It’s coming up on two years since my father died at age 91. I miss him terribly, of course, but his death left me with a personal struggle I had not anticipated.

One popular destination for the possessions we accumulate over a lifetime? Thrift stores. Lisa Boone/Los Angeles Times/TNS

While you might understandably think his death left a void in my life, it did quite the opposite.

His death left me with so … much … stuff. He’d lived in the same house for more than 30 years, and even though he’d engaged in some half-hearted Swedish death cleaning — a decluttering aimed at easing burdens on one’s survivors – what he did, mostly, was just put things in boxes. Boxes I had to open to figure out what they contained after he died.

It is hard to describe the feelings of dread and fatigue when I open yet another drawer and have to decide what to keep, what to donate, and what to toss: rubber bands, flashlights, expired passports, ancient tech, electric cords for ancient tech, headphones, cuff links, tie bars, his collection of small colorful bottles, his various higher education degrees (all framed), his uncle’s elementary school diploma (also framed), tchotchkes from his travels that have meaning to me only because they once belonged to him. And, of course, a small library’s worth of books.

I want to keep all of it, but I also want to pile it up and torch it.

Last week, I was bemoaning this dilemma when Anton, my future son-in-law, said, “Yeah, all the kipple.”



I thought it might be a Yiddish or German word, but Anton told me it was coined by the great science fiction writer Philip K. Dick in his 1968 dystopian novel “Do Androids Dream of Electric Sheep?” For those who need a plot refresher – or have not seen the 1982 movie “Blade Runner,” which was based on the novel – the story takes place in the future, after Earth has been mostly destroyed by a nuclear global conflict, World War Terminus. Most animal life has been extinguished. The population has emigrated to “off-world colonies.”

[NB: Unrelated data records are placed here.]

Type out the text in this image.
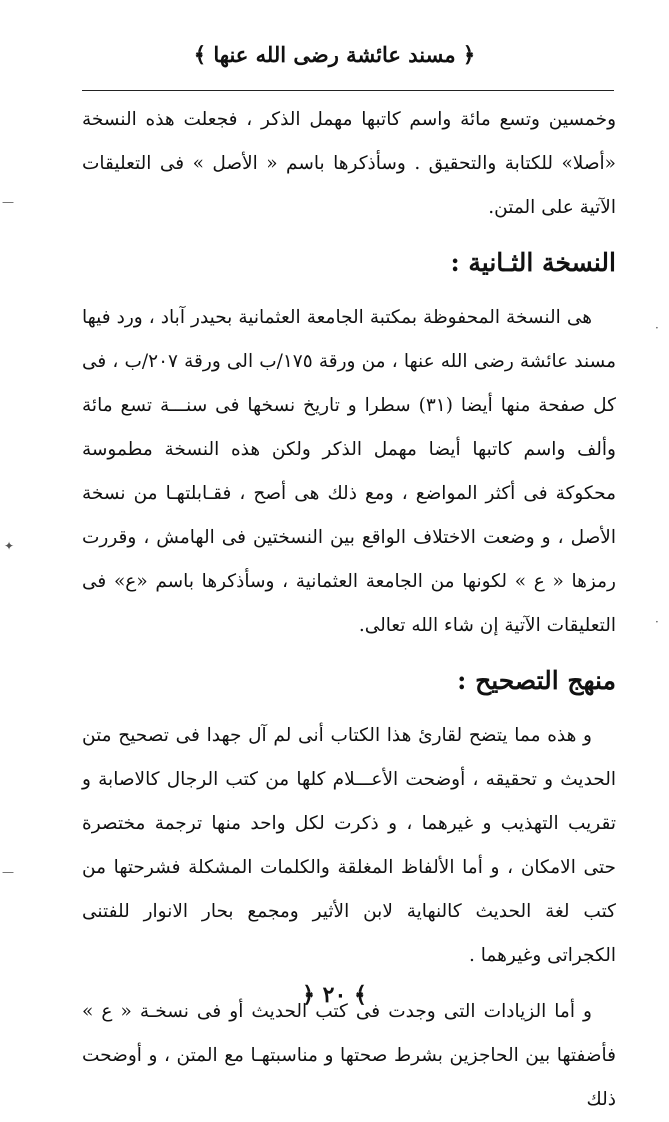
﴿ مسند عائشة رضى الله عنها ﴾

وخمسين وتسع مائة واسم كاتبها مهمل الذكر ، فجعلت هذه النسخة «أصلا» للكتابة والتحقيق . وسأذكرها باسم « الأصل » فى التعليقات الآتية على المتن.

النسخة الثـانية :

هى النسخة المحفوظة بمكتبة الجامعة العثمانية بحيدر آباد ، ورد فيها مسند عائشة رضى الله عنها ، من ورقة ١٧٥/ب الى ورقة ٢٠٧/ب ، فى كل صفحة منها أيضا (٣١) سطرا و تاريخ نسخها فى سنـــة تسع مائة وألف واسم كاتبها أيضا مهمل الذكر ولكن هذه النسخة مطموسة محكوكة فى أكثر المواضع ، ومع ذلك هى أصح ، فقـابلتهـا من نسخة الأصل ، و وضعت الاختلاف الواقع بين النسختين فى الهامش ، وقررت رمزها « ع » لكونها من الجامعة العثمانية ، وسأذكرها باسم «ع» فى التعليقات الآتية إن شاء الله تعالى.

منهج التصحيح :

و هذه مما يتضح لقارئ هذا الكتاب أنى لم آل جهدا فى تصحيح متن الحديث و تحقيقه ، أوضحت الأعـــلام كلها من كتب الرجال كالاصابة و تقريب التهذيب و غيرهما ، و ذكرت لكل واحد منها ترجمة مختصرة حتى الامكان ، و أما الألفاظ المغلقة والكلمات المشكلة فشرحتها من كتب لغة الحديث كالنهاية لابن الأثير ومجمع بحار الانوار للفتنى الكجراتى وغيرهما .

و أما الزيادات التى وجدت فى كتب الحديث أو فى نسخـة « ع » فأضفتها بين الحاجزين بشرط صحتها و مناسبتهـا مع المتن ، و أوضحت ذلك

﴿ ٢٠ ﴾
—
✦
—
·
·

The word is used by the book’s protagonist, Rick Deckard, a bounty hunter assigned to kill some uncannily human-like robots who have escaped involuntary servitude on Mars and returned to Earth.

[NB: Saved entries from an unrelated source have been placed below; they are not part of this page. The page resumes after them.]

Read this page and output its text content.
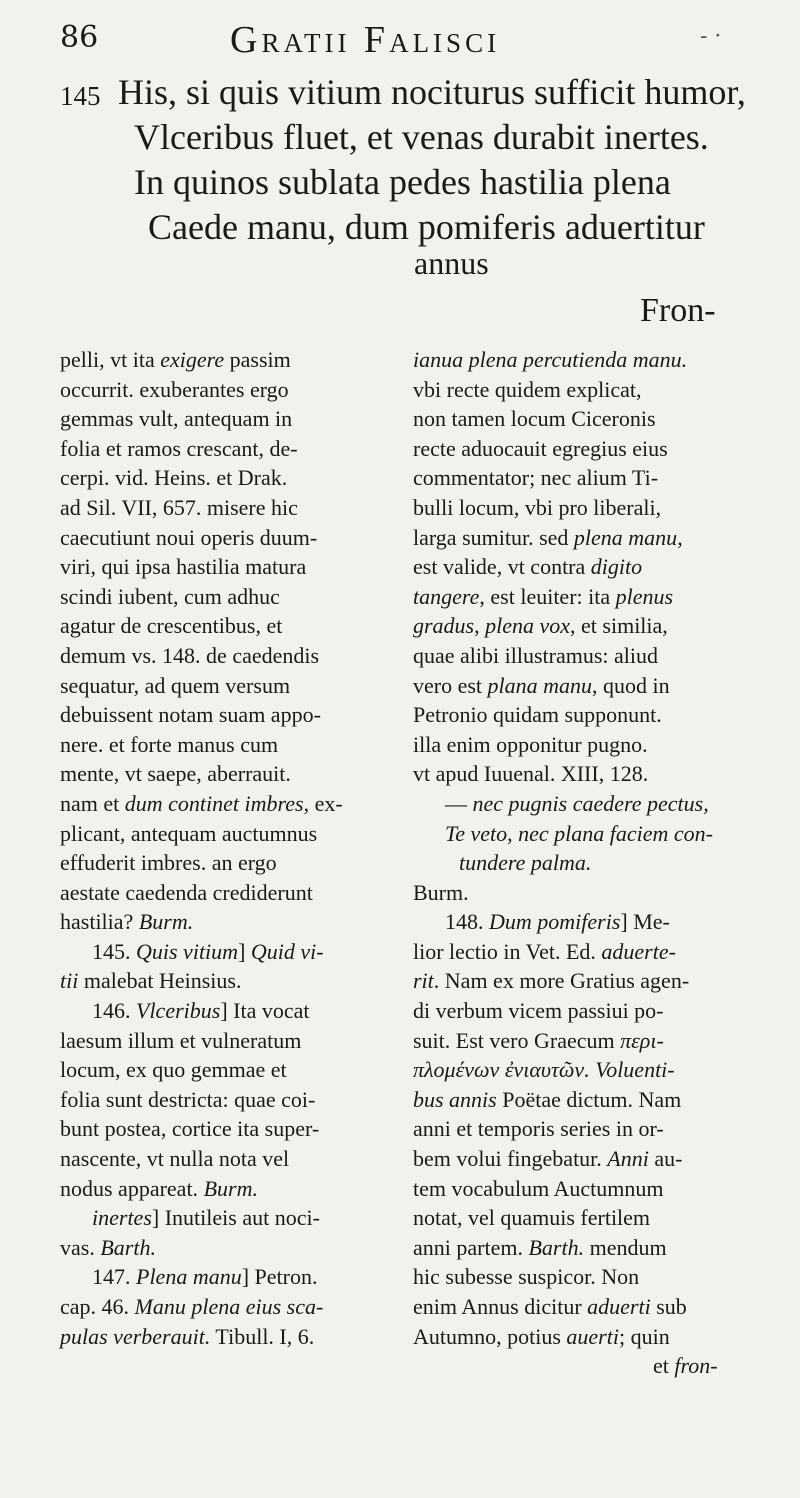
86	Gratii Falisci	- ·
145 His, si quis vitium nociturus sufficit humor,
Vlceribus fluet, et venas durabit inertes.
In quinos sublata pedes hastilia plena
Caede manu, dum pomiferis aduertitur
annus
Fron-
pelli, vt ita exigere passim
occurrit. exuberantes ergo
gemmas vult, antequam in
folia et ramos crescant, de-
cerpi. vid. Heins. et Drak.
ad Sil. VII, 657. misere hic
caecutiunt noui operis duum-
viri, qui ipsa hastilia matura
scindi iubent, cum adhuc
agatur de crescentibus, et
demum vs. 148. de caedendis
sequatur, ad quem versum
debuissent notam suam appo-
nere. et forte manus cum
mente, vt saepe, aberrauit.
nam et dum continet imbres, ex-
plicant, antequam auctumnus
effuderit imbres. an ergo
aestate caedenda crediderunt
hastilia? Burm.
145. Quis vitium] Quid vi-
tii malebat Heinsius.
146. Vlceribus] Ita vocat
laesum illum et vulneratum
locum, ex quo gemmae et
folia sunt destricta: quae coi-
bunt postea, cortice ita super-
nascente, vt nulla nota vel
nodus appareat. Burm.
inertes] Inutileis aut noci-
vas. Barth.
147. Plena manu] Petron.
cap. 46. Manu plena eius sca-
pulas verberauit. Tibull. I, 6.
ianua plena percutienda manu.
vbi recte quidem explicat,
non tamen locum Ciceronis
recte aduocauit egregius eius
commentator; nec alium Ti-
bulli locum, vbi pro liberali,
larga sumitur. sed plena manu,
est valide, vt contra digito
tangere, est leuiter: ita plenus
gradus, plena vox, et similia,
quae alibi illustramus: aliud
vero est plana manu, quod in
Petronio quidam supponunt.
illa enim opponitur pugno.
vt apud Iuuenal. XIII, 128.
— nec pugnis caedere pectus,
Te veto, nec plana faciem con-
tundere palma.
Burm.
148. Dum pomiferis] Me-
lior lectio in Vet. Ed. aduerte-
rit. Nam ex more Gratius agen-
di verbum vicem passiui po-
suit. Est vero Graecum περι-
πλομένων ἐνιαυτῶν. Voluenti-
bus annis Poëtae dictum. Nam
anni et temporis series in or-
bem volui fingebatur. Anni au-
tem vocabulum Auctumnum
notat, vel quamuis fertilem
anni partem. Barth. mendum
hic subesse suspicor. Non
enim Annus dicitur aduerti sub
Autumno, potius auerti; quin
et fron-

“Kipple,” Deckard explains in the book, “is useless objects, like junk mail or match folders after you use the last match or gum wrappers or yesterday’s homepage. [Dick’s incredibly prescient vision of a digital newspaper.] When nobody’s around, kipple reproduces itself. For instance, if you go to bed leaving any kipple around your apartment, when you wake up the next morning there’s twice as much of it.”

Boom! Every once in a while, a word comes along that perfectly describes a feeling or a situation that felt, until that very moment, amorphous, hazy or indescribable. How did the junk drawer become so jammed? Sometimes when I look at its jumble of stuff, I want to curl up into a ball and go to sleep because I don’t know whether to keep things or toss them.

Rolls of blue tape, green tape and black tape? They all eventually come in handy, right? What about the small plastic magnifying glass? And all those stick-on felt circles that protect the wood floors from scratches? If I toss them, will I need them next week? Why can’t I make up my mind? The kipple is killing me!


I’m not exactly sure that knowing I’m drowning in kipple will help me. What, for instance, is a daughter supposed to do with her father’s handwritten diary from 1986, the year he spent teaching in Buenos Aires? His 1937 elementary school songbook? Or his old wooden shoeshine box? In the long run, maybe nothing I do will matter very much.

As Dick’s fictional futuristic bounty hunter put it:

“No one can win against kipple, except temporarily and maybe in one spot … The entire universe is moving toward a final state of total, absolute kippleization.”

Pretty soon, I’m going to have to move on from the house to the garage. Before I do, though, I think I need to lie down for a little while.